Sometimes in friendship, and sometimes grudgingly, we play cricket with each other and other games off the field against each other. And so it is at the moment. It is not the game that separates us but the politics of the world. Within a group of eight, we have two factions digging in their heels and not yielding an inch. Sadly, in this war of perception, of intent and ultimately, of words, no one can win. And we, travellers on this journey, look at our watch as the minutes tick away wondering if the train will ever leave the station; whether we will ever move.
From here on the ICC, like with a lot of well intentioned mediators, can only lose. Pakistan are right to say that they have done all they could have done to guarantee security. Certainly they have not been short on effort and almost everyone who has been to Pakistan, and who has been willing to embrace a different culture, has come away with stories of warmth and hospitality.
Maybe we in India understand it more easily for like Pakistan, we are accustomed to finding a path in what seems a maze, we are familiar with chaos. When we begin a journey we do not always know how it will end but we know that it will. And we are conditioned to live with such uncertainty. The toilets might overflow occasionally on the train but the samosas might be much better than we anticipated.
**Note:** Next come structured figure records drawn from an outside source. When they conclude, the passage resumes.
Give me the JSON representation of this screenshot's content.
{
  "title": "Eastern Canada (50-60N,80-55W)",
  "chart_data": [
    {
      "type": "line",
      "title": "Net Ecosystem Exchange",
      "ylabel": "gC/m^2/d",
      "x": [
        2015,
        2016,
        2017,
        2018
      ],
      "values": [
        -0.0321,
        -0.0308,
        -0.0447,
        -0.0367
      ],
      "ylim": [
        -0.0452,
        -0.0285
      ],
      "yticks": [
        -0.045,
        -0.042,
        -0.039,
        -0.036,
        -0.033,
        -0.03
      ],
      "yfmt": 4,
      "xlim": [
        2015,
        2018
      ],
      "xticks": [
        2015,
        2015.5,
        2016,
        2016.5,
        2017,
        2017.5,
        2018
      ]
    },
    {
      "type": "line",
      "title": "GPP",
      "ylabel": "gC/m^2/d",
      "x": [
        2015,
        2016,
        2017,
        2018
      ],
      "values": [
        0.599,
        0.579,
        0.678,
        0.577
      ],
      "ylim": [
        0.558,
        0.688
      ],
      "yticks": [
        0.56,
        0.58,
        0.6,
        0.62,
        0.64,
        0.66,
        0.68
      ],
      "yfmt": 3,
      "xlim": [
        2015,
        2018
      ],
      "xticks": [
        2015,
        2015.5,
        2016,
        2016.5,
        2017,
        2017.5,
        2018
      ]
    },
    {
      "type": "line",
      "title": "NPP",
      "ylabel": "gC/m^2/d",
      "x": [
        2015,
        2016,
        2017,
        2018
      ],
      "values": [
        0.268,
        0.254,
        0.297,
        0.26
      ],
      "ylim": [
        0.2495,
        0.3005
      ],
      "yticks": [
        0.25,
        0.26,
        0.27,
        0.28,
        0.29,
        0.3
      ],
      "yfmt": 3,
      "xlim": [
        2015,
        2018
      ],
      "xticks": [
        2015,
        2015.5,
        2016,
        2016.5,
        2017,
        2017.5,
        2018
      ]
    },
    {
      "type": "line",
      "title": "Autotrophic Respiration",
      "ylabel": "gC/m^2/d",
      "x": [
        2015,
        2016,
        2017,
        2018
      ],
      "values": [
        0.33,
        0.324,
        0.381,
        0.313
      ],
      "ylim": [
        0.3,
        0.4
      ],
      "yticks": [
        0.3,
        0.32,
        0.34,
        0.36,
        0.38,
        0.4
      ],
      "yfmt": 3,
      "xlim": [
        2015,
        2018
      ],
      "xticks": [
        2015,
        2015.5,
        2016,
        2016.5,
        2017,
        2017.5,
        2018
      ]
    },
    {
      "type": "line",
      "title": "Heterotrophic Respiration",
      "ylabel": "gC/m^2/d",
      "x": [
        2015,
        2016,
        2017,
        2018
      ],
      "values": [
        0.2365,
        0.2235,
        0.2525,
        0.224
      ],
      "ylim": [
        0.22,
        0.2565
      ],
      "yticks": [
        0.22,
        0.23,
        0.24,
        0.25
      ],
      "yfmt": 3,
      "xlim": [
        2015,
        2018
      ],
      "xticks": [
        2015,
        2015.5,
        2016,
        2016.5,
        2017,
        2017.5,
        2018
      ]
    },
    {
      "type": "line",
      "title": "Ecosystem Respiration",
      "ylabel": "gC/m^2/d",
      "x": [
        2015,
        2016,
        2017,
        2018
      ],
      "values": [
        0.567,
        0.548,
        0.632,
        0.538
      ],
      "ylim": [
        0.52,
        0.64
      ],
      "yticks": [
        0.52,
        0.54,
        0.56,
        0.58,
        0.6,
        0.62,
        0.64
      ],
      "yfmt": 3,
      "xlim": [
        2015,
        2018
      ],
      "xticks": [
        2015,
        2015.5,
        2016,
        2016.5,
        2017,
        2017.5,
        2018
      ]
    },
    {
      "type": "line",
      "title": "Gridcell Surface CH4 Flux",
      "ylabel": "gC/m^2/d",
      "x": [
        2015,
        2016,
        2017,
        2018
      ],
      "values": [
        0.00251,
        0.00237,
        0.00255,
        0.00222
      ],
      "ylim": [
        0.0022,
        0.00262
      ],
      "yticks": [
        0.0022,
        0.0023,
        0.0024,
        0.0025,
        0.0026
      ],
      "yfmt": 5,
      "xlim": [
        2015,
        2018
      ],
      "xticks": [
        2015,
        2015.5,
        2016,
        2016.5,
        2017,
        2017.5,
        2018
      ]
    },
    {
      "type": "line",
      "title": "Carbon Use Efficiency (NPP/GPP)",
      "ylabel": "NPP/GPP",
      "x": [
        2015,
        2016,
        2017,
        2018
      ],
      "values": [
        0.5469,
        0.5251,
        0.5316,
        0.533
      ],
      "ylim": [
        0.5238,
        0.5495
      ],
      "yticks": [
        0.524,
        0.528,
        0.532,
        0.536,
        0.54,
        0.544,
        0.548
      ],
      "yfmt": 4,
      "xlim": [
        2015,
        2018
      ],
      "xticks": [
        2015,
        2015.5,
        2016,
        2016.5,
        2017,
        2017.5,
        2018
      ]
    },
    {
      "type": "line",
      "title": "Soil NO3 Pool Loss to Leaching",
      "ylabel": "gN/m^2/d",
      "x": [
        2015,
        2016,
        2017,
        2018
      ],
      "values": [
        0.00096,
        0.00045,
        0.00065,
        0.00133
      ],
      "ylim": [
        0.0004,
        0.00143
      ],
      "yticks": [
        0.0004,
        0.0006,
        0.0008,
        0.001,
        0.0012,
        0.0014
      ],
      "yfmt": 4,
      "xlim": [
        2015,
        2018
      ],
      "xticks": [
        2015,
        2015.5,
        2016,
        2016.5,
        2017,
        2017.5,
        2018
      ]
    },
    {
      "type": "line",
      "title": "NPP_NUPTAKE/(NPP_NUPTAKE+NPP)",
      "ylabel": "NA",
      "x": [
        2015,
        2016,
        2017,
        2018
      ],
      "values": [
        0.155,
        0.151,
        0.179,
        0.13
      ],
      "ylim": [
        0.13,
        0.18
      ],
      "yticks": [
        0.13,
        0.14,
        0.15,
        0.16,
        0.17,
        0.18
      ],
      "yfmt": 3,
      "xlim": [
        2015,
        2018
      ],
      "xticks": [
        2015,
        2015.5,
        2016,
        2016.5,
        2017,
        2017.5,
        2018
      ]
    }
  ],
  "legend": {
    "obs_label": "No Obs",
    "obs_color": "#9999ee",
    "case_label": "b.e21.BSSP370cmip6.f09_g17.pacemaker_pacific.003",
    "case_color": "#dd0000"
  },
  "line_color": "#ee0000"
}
But just as we expect people to understand us, so must we understand them. It is true that there is a war being fought not too far from Pakistan. It is true that some of the countries that we hope will play the Champions Trophy have troops fighting there; needlessly we might think, but that is the truth too. If I was an Australian cricketer and I read that my country had just shut down its consulates in Lahore and Karachi, I would be uneasy. You could tell me all you want but if I turned to my wife, or to my mother, or to my son, and they implored me not to go, if they said “must you?” I would be torn. I would ask myself if cricket was that important. And I know what I would do.
And so this is a time for understanding, not to enact another episode of us and them. Actually, correction. It was a time for understanding. That moment has long gone. Any longer, and the ICC will need magicians, not statesmen. Unless, of course, the idea has been to stretch it out so long that no alternative is feasible. This is now like a limited-overs game where the batting side, having lost early wickets, tries to bat out the overs and a time comes when the required run-rate becomes impossible to achieve. Sadly, it now looks like there is only one solution, er, possibility; play the tournament in Pakistan and play it with the teams that turn up.
It would mean that the rights holders do not get what was promised to them and clearly there must be a cost attached to that (as a disclaimer I must add that while I am on contract with ESPN Star Sports as a commentator I have no role to play in their business dealings with the ICC). If someone has to bear the loss, it can only be the ICC. It happens with all businesses. The price of oil goes up, the dollar fluctuates dramatically, somebody launches a new product!
But we cannot just talk any more, we cannot just jog to the finish line. When the asking rate gets to 20 an over, you know you are in a boring match. The ICC now needs to say “right, these are the cards we have been dealt with. Now, let’s make the best of it.” But they need to act now. And they cannot force cricket players, human beings, to do something they do not want to. We pay the price for the world we live in.